As I’ve pondered
this question I keeping coming back to one word: “escape”.
I think adventure becomes selfish when it’s
an escape. Not that all escapes are bad. No, indeed there is a time and a place
for escape and deliverance always feels preferable to provision in the midst.
But that is not adventure. It’s something else entirely. And further I would
distinguish deliverance from escape. Deliverance is about the action of God,
escape is about the action of man. Which brings me to why I think adventure as
escape is selfish- it’s about what I can do for myself. At its core I think
selfishness is an attempt to provide for our needs apart from God. Escape is
how we run from the work and heart of God. It’s too risky, too much, too far,
too close, too fill-in-the-blank. But adventure, adventure is the way we run
into the middle, the heart of what Jesus is doing because it’s the trajectory
of our devotion. Is my adventure born out of devotion or self-preservation? It
is not an easy distinction to make. But it is easy to flee and call it
adventure. To hide and call it adventure. To shirk and call it adventure. To
isolate and call it adventure. One of Merriam-Webster’s definitions for
adventure is “to take the risk involved.” I think adventure becomes selfish
when it is an effort to circumvent a risk rather than take one. I’m afraid of
what’s in front of me so I travel around Europe for a month in an effort to
avoid coming face to face with an invitation to risk that will dog me to the
corners of the earth. That’s the other thing about adventure as escape- it will
never work, but we keep trying
and Jesus
doesn’t fault us for the fact that we keep trying. Grace upon grace upon grace.

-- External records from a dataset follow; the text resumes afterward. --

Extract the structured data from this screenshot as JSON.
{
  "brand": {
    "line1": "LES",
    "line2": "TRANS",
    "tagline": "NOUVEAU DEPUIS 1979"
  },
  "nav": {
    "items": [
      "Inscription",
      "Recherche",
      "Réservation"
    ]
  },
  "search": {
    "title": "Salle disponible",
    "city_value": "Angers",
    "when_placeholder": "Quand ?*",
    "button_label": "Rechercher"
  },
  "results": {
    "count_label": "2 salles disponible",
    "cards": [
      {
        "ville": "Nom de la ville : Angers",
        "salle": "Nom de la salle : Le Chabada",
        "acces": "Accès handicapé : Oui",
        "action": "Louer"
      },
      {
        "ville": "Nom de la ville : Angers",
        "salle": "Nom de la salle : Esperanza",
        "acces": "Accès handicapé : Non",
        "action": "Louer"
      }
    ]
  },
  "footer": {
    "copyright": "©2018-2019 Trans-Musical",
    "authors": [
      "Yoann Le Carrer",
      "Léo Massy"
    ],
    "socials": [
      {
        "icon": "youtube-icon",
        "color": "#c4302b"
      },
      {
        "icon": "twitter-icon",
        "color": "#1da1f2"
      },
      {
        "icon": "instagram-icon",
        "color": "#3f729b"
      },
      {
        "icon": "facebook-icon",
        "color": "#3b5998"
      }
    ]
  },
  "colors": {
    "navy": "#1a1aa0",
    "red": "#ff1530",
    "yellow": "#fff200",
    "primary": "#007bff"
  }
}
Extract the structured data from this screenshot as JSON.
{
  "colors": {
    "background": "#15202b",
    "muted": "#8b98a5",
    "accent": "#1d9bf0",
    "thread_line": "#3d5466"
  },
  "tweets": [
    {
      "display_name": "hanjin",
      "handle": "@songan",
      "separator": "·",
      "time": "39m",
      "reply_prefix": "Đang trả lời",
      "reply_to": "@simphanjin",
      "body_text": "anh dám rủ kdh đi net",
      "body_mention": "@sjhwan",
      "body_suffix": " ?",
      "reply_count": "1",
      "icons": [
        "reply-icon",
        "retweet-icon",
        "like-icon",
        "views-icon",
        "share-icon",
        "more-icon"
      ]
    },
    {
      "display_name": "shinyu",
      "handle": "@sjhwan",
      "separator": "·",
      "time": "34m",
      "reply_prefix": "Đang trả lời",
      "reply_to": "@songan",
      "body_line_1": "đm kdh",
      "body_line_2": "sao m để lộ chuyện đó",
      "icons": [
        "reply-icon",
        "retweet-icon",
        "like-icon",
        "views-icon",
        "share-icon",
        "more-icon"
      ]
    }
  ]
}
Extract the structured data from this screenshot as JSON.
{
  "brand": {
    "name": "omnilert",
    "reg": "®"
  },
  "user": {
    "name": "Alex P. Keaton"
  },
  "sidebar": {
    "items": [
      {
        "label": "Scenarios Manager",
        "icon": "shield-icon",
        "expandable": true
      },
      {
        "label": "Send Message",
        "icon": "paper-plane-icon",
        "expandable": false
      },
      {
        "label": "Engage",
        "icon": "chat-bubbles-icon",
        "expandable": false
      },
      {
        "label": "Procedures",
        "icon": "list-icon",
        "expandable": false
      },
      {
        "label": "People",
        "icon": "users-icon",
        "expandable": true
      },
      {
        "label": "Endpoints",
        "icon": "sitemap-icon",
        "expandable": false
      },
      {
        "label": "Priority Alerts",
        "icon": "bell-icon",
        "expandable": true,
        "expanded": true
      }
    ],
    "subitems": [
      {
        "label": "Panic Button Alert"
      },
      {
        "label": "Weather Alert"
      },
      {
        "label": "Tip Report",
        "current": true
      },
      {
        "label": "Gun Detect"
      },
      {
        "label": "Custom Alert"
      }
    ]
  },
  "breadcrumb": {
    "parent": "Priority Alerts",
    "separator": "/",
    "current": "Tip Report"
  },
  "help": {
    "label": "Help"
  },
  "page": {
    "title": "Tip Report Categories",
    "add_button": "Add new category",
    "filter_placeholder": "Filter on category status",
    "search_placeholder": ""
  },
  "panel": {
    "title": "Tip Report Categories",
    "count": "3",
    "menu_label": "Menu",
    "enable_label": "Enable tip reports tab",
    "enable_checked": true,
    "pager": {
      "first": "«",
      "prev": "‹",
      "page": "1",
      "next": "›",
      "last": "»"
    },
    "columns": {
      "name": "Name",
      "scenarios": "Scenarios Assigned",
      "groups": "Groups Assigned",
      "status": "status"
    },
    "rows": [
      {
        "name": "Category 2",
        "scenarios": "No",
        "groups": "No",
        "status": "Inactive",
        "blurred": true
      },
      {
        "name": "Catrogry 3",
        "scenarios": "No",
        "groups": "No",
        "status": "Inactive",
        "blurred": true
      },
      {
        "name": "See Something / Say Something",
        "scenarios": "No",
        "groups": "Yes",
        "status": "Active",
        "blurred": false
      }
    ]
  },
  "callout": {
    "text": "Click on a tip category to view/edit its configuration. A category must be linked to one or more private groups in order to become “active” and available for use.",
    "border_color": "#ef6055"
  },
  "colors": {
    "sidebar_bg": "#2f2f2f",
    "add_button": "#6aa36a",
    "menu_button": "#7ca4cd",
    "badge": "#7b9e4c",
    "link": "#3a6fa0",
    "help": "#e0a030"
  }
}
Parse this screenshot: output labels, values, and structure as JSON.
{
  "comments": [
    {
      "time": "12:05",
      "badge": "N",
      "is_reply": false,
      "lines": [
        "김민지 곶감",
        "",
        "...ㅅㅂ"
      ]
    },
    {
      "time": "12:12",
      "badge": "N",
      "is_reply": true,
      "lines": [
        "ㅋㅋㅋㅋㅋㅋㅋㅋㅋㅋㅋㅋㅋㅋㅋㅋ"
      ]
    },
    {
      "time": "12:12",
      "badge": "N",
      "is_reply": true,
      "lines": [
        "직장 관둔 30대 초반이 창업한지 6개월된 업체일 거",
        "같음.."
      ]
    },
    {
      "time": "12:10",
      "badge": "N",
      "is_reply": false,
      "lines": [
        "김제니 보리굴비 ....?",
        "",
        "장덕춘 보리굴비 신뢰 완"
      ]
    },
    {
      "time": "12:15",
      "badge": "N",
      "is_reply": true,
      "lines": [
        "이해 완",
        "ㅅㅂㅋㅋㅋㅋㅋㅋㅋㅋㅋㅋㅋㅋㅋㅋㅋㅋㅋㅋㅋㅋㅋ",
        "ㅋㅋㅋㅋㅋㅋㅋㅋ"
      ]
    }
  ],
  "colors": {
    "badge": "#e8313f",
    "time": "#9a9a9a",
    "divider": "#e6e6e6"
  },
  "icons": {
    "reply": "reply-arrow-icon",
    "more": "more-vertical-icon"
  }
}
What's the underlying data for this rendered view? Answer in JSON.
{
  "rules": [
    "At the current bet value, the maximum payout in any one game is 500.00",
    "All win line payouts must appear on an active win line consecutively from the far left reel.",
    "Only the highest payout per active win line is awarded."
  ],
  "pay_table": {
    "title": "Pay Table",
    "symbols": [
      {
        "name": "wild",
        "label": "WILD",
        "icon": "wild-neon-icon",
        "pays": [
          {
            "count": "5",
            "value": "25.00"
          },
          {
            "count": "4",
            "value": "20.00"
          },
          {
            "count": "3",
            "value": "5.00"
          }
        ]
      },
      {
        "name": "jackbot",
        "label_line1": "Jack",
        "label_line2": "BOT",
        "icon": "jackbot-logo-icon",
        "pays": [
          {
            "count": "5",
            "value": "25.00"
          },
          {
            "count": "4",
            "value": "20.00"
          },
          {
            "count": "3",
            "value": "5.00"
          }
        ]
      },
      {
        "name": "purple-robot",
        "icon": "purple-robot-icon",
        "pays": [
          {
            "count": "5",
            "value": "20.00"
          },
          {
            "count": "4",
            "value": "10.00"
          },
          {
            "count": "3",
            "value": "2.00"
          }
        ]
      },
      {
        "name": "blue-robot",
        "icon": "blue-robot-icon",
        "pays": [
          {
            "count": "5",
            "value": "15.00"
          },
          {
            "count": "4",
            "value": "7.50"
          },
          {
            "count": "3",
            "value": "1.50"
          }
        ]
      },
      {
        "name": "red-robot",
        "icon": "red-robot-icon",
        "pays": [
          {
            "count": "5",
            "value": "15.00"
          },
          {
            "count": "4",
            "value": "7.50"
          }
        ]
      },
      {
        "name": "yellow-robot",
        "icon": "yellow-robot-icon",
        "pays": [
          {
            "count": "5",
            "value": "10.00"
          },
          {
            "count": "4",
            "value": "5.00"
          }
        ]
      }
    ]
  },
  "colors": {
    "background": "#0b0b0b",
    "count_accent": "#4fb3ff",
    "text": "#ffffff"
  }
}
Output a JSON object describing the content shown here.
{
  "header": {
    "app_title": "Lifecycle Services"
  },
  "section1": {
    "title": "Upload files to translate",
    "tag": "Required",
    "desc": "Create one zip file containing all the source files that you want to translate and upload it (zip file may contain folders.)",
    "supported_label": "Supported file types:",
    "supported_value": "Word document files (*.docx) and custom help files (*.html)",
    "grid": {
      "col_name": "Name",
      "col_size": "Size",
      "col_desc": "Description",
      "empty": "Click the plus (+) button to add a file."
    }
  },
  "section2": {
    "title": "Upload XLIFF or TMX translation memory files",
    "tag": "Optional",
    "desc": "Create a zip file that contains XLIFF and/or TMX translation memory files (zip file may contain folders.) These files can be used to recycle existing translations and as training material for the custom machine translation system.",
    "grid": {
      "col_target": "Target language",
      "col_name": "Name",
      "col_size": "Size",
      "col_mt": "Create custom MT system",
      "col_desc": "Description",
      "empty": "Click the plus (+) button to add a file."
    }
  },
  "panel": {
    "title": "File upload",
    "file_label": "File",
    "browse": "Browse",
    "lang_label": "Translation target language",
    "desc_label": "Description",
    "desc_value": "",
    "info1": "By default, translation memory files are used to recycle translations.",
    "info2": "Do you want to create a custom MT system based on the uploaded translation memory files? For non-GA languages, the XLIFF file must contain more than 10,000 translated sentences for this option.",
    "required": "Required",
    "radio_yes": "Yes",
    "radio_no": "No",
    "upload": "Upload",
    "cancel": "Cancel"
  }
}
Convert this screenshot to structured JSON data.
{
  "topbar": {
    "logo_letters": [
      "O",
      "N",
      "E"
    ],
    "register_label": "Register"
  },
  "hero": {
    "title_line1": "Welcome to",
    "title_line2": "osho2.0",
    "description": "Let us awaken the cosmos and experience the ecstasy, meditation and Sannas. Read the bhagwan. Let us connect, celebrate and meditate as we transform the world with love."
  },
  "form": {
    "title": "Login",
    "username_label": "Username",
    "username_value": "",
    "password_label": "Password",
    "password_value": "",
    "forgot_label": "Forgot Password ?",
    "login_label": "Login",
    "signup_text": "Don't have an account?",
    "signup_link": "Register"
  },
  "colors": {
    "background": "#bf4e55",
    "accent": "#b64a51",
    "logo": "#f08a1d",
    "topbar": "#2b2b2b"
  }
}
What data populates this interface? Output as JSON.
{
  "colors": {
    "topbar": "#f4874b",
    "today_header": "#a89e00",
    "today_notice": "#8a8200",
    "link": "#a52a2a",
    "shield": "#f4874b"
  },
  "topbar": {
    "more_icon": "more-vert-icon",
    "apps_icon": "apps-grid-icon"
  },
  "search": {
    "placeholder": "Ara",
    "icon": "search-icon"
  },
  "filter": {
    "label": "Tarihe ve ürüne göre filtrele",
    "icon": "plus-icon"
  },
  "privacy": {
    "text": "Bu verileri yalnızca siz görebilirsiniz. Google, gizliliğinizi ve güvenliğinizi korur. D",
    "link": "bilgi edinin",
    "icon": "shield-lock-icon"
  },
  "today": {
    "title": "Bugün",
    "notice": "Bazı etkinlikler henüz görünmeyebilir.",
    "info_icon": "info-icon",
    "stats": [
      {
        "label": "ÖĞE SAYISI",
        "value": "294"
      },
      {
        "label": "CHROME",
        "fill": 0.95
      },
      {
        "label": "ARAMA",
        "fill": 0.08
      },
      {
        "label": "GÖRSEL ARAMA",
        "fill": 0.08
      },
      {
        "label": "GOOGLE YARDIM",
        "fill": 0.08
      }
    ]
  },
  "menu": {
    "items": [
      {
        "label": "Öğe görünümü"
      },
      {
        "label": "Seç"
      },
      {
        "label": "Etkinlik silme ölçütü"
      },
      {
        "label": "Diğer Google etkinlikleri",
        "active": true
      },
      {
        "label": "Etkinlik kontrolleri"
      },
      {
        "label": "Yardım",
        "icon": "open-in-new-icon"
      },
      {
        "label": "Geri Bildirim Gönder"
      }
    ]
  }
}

Yet Jesus will never stop asking you to risk. So is your adventure the
adventure of taking your particular risks, following your particular trajectory
of devotion? Or is it a sham adventure elaborately constructed to avoid the
risk Jesus calls you to? It may sound like I’m trying to turn adventure on its head
and say, “True adventure is staying put.” I’m not. I’m asking what is your
posture as you go? Are your eyes shut tight as you run out the door? Are you
moving forward, but facing backward? Is your head hanging down? Or do you take
a look around as you go, say goodbye, and look up? And are you willing to let
it be possible that Jesus wants you to stay put for now? Is that possibility on
the table? Is everything on the table? Or are there possibilities you simply
won’t consider? Whatever you hold with clenched fists is most likely to slip
through your fingers. The more you dig in your heels for your way, the more you
feel the ground giving way beneath you. To give to God is to receive back in
fullness. The desires I keep stay small, the ones I lay down before Jesus grow
and are given back to me in such measure they cannot but be shared. So where is
adventure born and where does it grow? Is my adventure born out of my need to
find some semblance of control in a chaotic and broken world or is it born out
of the kind, winsome, strong, risky call of Jesus? Does it grow in the shadows,
behind closed doors or does it grow in the light of his sovereignty and the
community he’s given me? Do I adventure as a defiant orphan, always on the run?
Or as one adopted by God, also running, but running
to instead of away? Adventure becomes selfish when it is about what
I can get, instead of what I’ve been given.